Do you remember seeing your very first jet aircraft? Mine was a Gloster Meteor, as it flew low over Bristol one morning in late 1944. It seemed so strange then, to see a plane flying along, making more or less usual aeroplane noises, with perhaps a little more ‘roar’ than usual and traveling at what seemed like a very good speed, but with no propellers attached to the two engines!

Little did I realise what a revolution I was watching, as that little, (by today’s standards), plane flew over. A whole new world of travel was about to begin, where trips from, for instance, London to Melbourne would take as little as twenty hours, instead of the several days as it had up until then.

But when I saw that Meteor, jet propulsion was only being used on military aircraft, with the Germans also making a model of their own, the Messerschmitt Me 262, very similar in appearance to the Meteor and actually produced a year or so earlier than its English competitor. It was to be several more years before de Havilland produced the Comet DH106 airliner, possibly the most beautiful aircraft ever built but also, as it turned out, one of the most dangerous, with several breaking up in the air because of metal fatigue, causing considerable loss of life.

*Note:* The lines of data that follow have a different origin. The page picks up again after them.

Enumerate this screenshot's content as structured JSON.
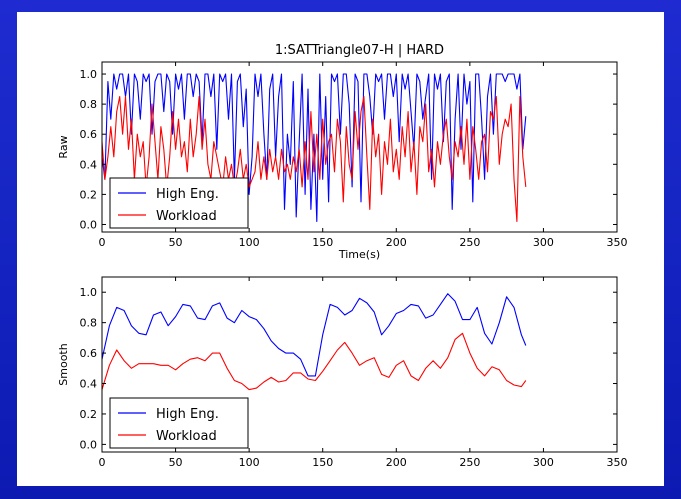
{
  "colors": {
    "background": "#1626c4",
    "panel": "#ffffff",
    "high_eng": "#0000ff",
    "workload": "#ff0000"
  },
  "chart_data": [
    {
      "type": "line",
      "title": "1:SATTriangle07-H | HARD",
      "xlabel": "Time(s)",
      "ylabel": "Raw",
      "xlim": [
        0,
        350
      ],
      "ylim": [
        -0.05,
        1.08
      ],
      "xticks": [
        0,
        50,
        100,
        150,
        200,
        250,
        300,
        350
      ],
      "yticks": [
        0.0,
        0.2,
        0.4,
        0.6,
        0.8,
        1.0
      ],
      "xtick_labels": [
        "0",
        "50",
        "100",
        "150",
        "200",
        "250",
        "300",
        "350"
      ],
      "ytick_labels": [
        "0.0",
        "0.2",
        "0.4",
        "0.6",
        "0.8",
        "1.0"
      ],
      "legend": "lower-left",
      "series": [
        {
          "name": "High Eng.",
          "color": "#0000ff",
          "x": [
            0,
            2,
            4,
            6,
            8,
            10,
            12,
            14,
            16,
            18,
            20,
            22,
            24,
            26,
            28,
            30,
            32,
            34,
            36,
            38,
            40,
            42,
            44,
            46,
            48,
            50,
            52,
            54,
            56,
            58,
            60,
            62,
            64,
            66,
            68,
            70,
            72,
            74,
            76,
            78,
            80,
            82,
            84,
            86,
            88,
            90,
            92,
            94,
            96,
            98,
            100,
            102,
            104,
            106,
            108,
            110,
            112,
            114,
            116,
            118,
            120,
            122,
            124,
            126,
            128,
            130,
            132,
            134,
            136,
            138,
            140,
            142,
            144,
            146,
            148,
            150,
            152,
            154,
            156,
            158,
            160,
            162,
            164,
            166,
            168,
            170,
            172,
            174,
            176,
            178,
            180,
            182,
            184,
            186,
            188,
            190,
            192,
            194,
            196,
            198,
            200,
            202,
            204,
            206,
            208,
            210,
            212,
            214,
            216,
            218,
            220,
            222,
            224,
            226,
            228,
            230,
            232,
            234,
            236,
            238,
            240,
            242,
            244,
            246,
            248,
            250,
            252,
            254,
            256,
            258,
            260,
            262,
            264,
            266,
            268,
            270,
            272,
            274,
            276,
            278,
            280,
            282,
            284,
            286,
            288
          ],
          "values": [
            0.45,
            0.3,
            0.95,
            0.7,
            1.0,
            0.9,
            1.0,
            1.0,
            0.85,
            1.0,
            0.6,
            1.0,
            0.95,
            0.7,
            1.0,
            0.95,
            1.0,
            0.6,
            0.95,
            1.0,
            1.0,
            0.75,
            1.0,
            0.95,
            0.6,
            1.0,
            0.9,
            1.0,
            0.7,
            1.0,
            1.0,
            0.85,
            1.0,
            0.95,
            0.55,
            1.0,
            1.0,
            0.85,
            1.0,
            0.5,
            1.0,
            0.95,
            1.0,
            0.7,
            1.0,
            0.3,
            0.95,
            1.0,
            0.65,
            0.9,
            0.2,
            0.45,
            1.0,
            0.85,
            1.0,
            0.6,
            0.3,
            0.9,
            1.0,
            0.45,
            0.85,
            1.0,
            0.1,
            0.6,
            0.4,
            0.95,
            0.05,
            0.55,
            1.0,
            0.2,
            0.9,
            0.1,
            0.6,
            0.02,
            1.0,
            0.3,
            0.85,
            0.15,
            1.0,
            0.95,
            1.0,
            0.6,
            1.0,
            1.0,
            0.8,
            0.25,
            1.0,
            0.95,
            0.15,
            1.0,
            1.0,
            0.85,
            0.6,
            1.0,
            0.95,
            1.0,
            0.7,
            1.0,
            1.0,
            0.85,
            1.0,
            0.55,
            1.0,
            0.9,
            1.0,
            0.75,
            0.5,
            1.0,
            0.95,
            0.7,
            0.85,
            1.0,
            0.3,
            1.0,
            0.9,
            1.0,
            0.55,
            0.95,
            1.0,
            0.1,
            0.7,
            1.0,
            0.5,
            1.0,
            0.8,
            0.95,
            0.15,
            1.0,
            1.0,
            0.7,
            0.3,
            0.85,
            1.0,
            0.6,
            1.0,
            1.0,
            1.0,
            0.95,
            1.0,
            1.0,
            1.0,
            0.9,
            1.0,
            0.5,
            0.72
          ],
          "note_unused": ""
        },
        {
          "name": "Workload",
          "color": "#ff0000",
          "x": [
            0,
            2,
            4,
            6,
            8,
            10,
            12,
            14,
            16,
            18,
            20,
            22,
            24,
            26,
            28,
            30,
            32,
            34,
            36,
            38,
            40,
            42,
            44,
            46,
            48,
            50,
            52,
            54,
            56,
            58,
            60,
            62,
            64,
            66,
            68,
            70,
            72,
            74,
            76,
            78,
            80,
            82,
            84,
            86,
            88,
            90,
            92,
            94,
            96,
            98,
            100,
            102,
            104,
            106,
            108,
            110,
            112,
            114,
            116,
            118,
            120,
            122,
            124,
            126,
            128,
            130,
            132,
            134,
            136,
            138,
            140,
            142,
            144,
            146,
            148,
            150,
            152,
            154,
            156,
            158,
            160,
            162,
            164,
            166,
            168,
            170,
            172,
            174,
            176,
            178,
            180,
            182,
            184,
            186,
            188,
            190,
            192,
            194,
            196,
            198,
            200,
            202,
            204,
            206,
            208,
            210,
            212,
            214,
            216,
            218,
            220,
            222,
            224,
            226,
            228,
            230,
            232,
            234,
            236,
            238,
            240,
            242,
            244,
            246,
            248,
            250,
            252,
            254,
            256,
            258,
            260,
            262,
            264,
            266,
            268,
            270,
            272,
            274,
            276,
            278,
            280,
            282,
            284,
            286,
            288
          ],
          "values": [
            0.55,
            0.3,
            0.45,
            0.65,
            0.45,
            0.75,
            0.85,
            0.6,
            0.85,
            0.5,
            0.7,
            0.3,
            0.6,
            0.45,
            0.55,
            0.25,
            0.45,
            0.8,
            0.55,
            0.3,
            0.65,
            0.5,
            0.25,
            0.45,
            0.75,
            0.5,
            0.7,
            0.45,
            0.55,
            0.35,
            0.7,
            0.45,
            0.6,
            0.85,
            0.5,
            0.7,
            0.4,
            0.3,
            0.55,
            0.45,
            0.35,
            0.25,
            0.45,
            0.3,
            0.4,
            0.25,
            0.35,
            0.5,
            0.3,
            0.4,
            0.25,
            0.3,
            0.35,
            0.55,
            0.3,
            0.45,
            0.3,
            0.5,
            0.35,
            0.45,
            0.3,
            0.5,
            0.35,
            0.4,
            0.3,
            0.45,
            0.35,
            0.5,
            0.25,
            0.55,
            0.3,
            0.75,
            0.35,
            0.6,
            0.3,
            0.7,
            0.4,
            0.55,
            0.6,
            0.35,
            0.7,
            0.55,
            0.15,
            0.65,
            0.4,
            0.3,
            0.75,
            0.5,
            0.75,
            0.85,
            0.45,
            0.1,
            0.7,
            0.45,
            0.6,
            0.2,
            0.55,
            0.4,
            0.7,
            0.35,
            0.5,
            0.3,
            0.65,
            0.45,
            0.75,
            0.35,
            0.55,
            0.2,
            0.65,
            0.55,
            0.8,
            0.35,
            0.5,
            0.25,
            0.55,
            0.4,
            0.6,
            0.7,
            0.45,
            0.3,
            0.55,
            0.45,
            0.65,
            0.4,
            0.7,
            0.3,
            0.65,
            0.5,
            0.3,
            0.55,
            0.6,
            0.35,
            0.75,
            0.7,
            0.85,
            0.4,
            0.6,
            0.7,
            0.65,
            0.8,
            0.3,
            0.02,
            0.85,
            0.45,
            0.25
          ],
          "note_unused": ""
        }
      ]
    },
    {
      "type": "line",
      "title": "",
      "xlabel": "",
      "ylabel": "Smooth",
      "xlim": [
        0,
        350
      ],
      "ylim": [
        -0.05,
        1.1
      ],
      "xticks": [
        0,
        50,
        100,
        150,
        200,
        250,
        300,
        350
      ],
      "yticks": [
        0.0,
        0.2,
        0.4,
        0.6,
        0.8,
        1.0
      ],
      "xtick_labels": [
        "0",
        "50",
        "100",
        "150",
        "200",
        "250",
        "300",
        "350"
      ],
      "ytick_labels": [
        "0.0",
        "0.2",
        "0.4",
        "0.6",
        "0.8",
        "1.0"
      ],
      "legend": "lower-left",
      "series": [
        {
          "name": "High Eng.",
          "color": "#0000ff",
          "x": [
            0,
            5,
            10,
            15,
            20,
            25,
            30,
            35,
            40,
            45,
            50,
            55,
            60,
            65,
            70,
            75,
            80,
            85,
            90,
            95,
            100,
            105,
            110,
            115,
            120,
            125,
            130,
            135,
            140,
            145,
            150,
            155,
            160,
            165,
            170,
            175,
            180,
            185,
            190,
            195,
            200,
            205,
            210,
            215,
            220,
            225,
            230,
            235,
            240,
            245,
            250,
            255,
            260,
            265,
            270,
            275,
            280,
            285,
            288
          ],
          "values": [
            0.56,
            0.78,
            0.9,
            0.88,
            0.78,
            0.73,
            0.72,
            0.85,
            0.87,
            0.78,
            0.84,
            0.92,
            0.91,
            0.83,
            0.82,
            0.91,
            0.93,
            0.83,
            0.8,
            0.88,
            0.84,
            0.82,
            0.76,
            0.68,
            0.63,
            0.6,
            0.6,
            0.56,
            0.45,
            0.45,
            0.72,
            0.92,
            0.9,
            0.85,
            0.88,
            0.96,
            0.93,
            0.87,
            0.72,
            0.78,
            0.86,
            0.88,
            0.92,
            0.91,
            0.83,
            0.85,
            0.92,
            0.99,
            0.94,
            0.82,
            0.82,
            0.9,
            0.73,
            0.66,
            0.8,
            0.97,
            0.9,
            0.72,
            0.65
          ],
          "note_unused": ""
        },
        {
          "name": "Workload",
          "color": "#ff0000",
          "x": [
            0,
            5,
            10,
            15,
            20,
            25,
            30,
            35,
            40,
            45,
            50,
            55,
            60,
            65,
            70,
            75,
            80,
            85,
            90,
            95,
            100,
            105,
            110,
            115,
            120,
            125,
            130,
            135,
            140,
            145,
            150,
            155,
            160,
            165,
            170,
            175,
            180,
            185,
            190,
            195,
            200,
            205,
            210,
            215,
            220,
            225,
            230,
            235,
            240,
            245,
            250,
            255,
            260,
            265,
            270,
            275,
            280,
            285,
            288
          ],
          "values": [
            0.36,
            0.52,
            0.62,
            0.55,
            0.5,
            0.53,
            0.53,
            0.53,
            0.52,
            0.52,
            0.49,
            0.53,
            0.56,
            0.57,
            0.55,
            0.6,
            0.6,
            0.5,
            0.42,
            0.4,
            0.36,
            0.37,
            0.41,
            0.44,
            0.41,
            0.42,
            0.47,
            0.47,
            0.43,
            0.42,
            0.48,
            0.55,
            0.62,
            0.67,
            0.6,
            0.52,
            0.55,
            0.57,
            0.46,
            0.44,
            0.52,
            0.55,
            0.45,
            0.42,
            0.5,
            0.55,
            0.5,
            0.57,
            0.69,
            0.73,
            0.6,
            0.5,
            0.45,
            0.51,
            0.49,
            0.42,
            0.39,
            0.38,
            0.42
          ],
          "note_unused": ""
        }
      ]
    }
  ]
}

But back towards the end of the war the Meteor lead the way in England, closely followed a short while later by the de Havilland DH100 Vampire, another very pretty aircraft preceding their much larger Comet by several years. The Vampire was of a very different design to the Meteor, which had a more or less familiar aircraft shape with a single fuselage and two engines, one mounted on each wing. The Vampire however was of a double boom fuselage design and was powered by a single jet engine mounted below the pilot in the small central main body. Both aircraft were very successful in helping speed the end of World War II and they went on to serve all branches of the British Military, right up to the eighties, with several versions of each being built for use as fighters, fighter-bombers, naval aircraft and, finally as trainers for new pilots before progressing to more modern makes.

By far the largest jet aircraft from the time just after the war was the Hawker Siddeley Avro Vulcan, which went into service in 1956 and was pensioned off in 1984. The Vulcan was an enormous, (by the standards of the time), delta-wing aircraft, powered by four Rolls-Royce engines buried within the fuselage. I remember one flying over me once, as an exhibition flight at a motorcycle moto-cross grand prix at Farleigh Castle near Bath in England. It was flying at about a hundred feet and its sheer size practically blotted out the sunshine – it was like an eclipse of the sun lasting about two seconds! And the noise, from those extremely powerful Rolls-Royce engines was bordering on the terrifying, especially as no one, apart from the organisers, were aware of the plane’s approach!

Nowadays of course, we are accustomed to enormous airliners, capable of carrying five hundred passengers and powered by engines so large you can stand up inside one, but I still can’t help harbouring nostalgia for the early forerunners that proved the system before the world moved on to bigger and better! It’s hard to imagine what might be coming next in the field of air travel – with each leap forward we seem to think that is about as far as we can go, but each time the designers come up with something new. I’m sure we haven’t reached the limit of what flight can offer yet, by a long chalk!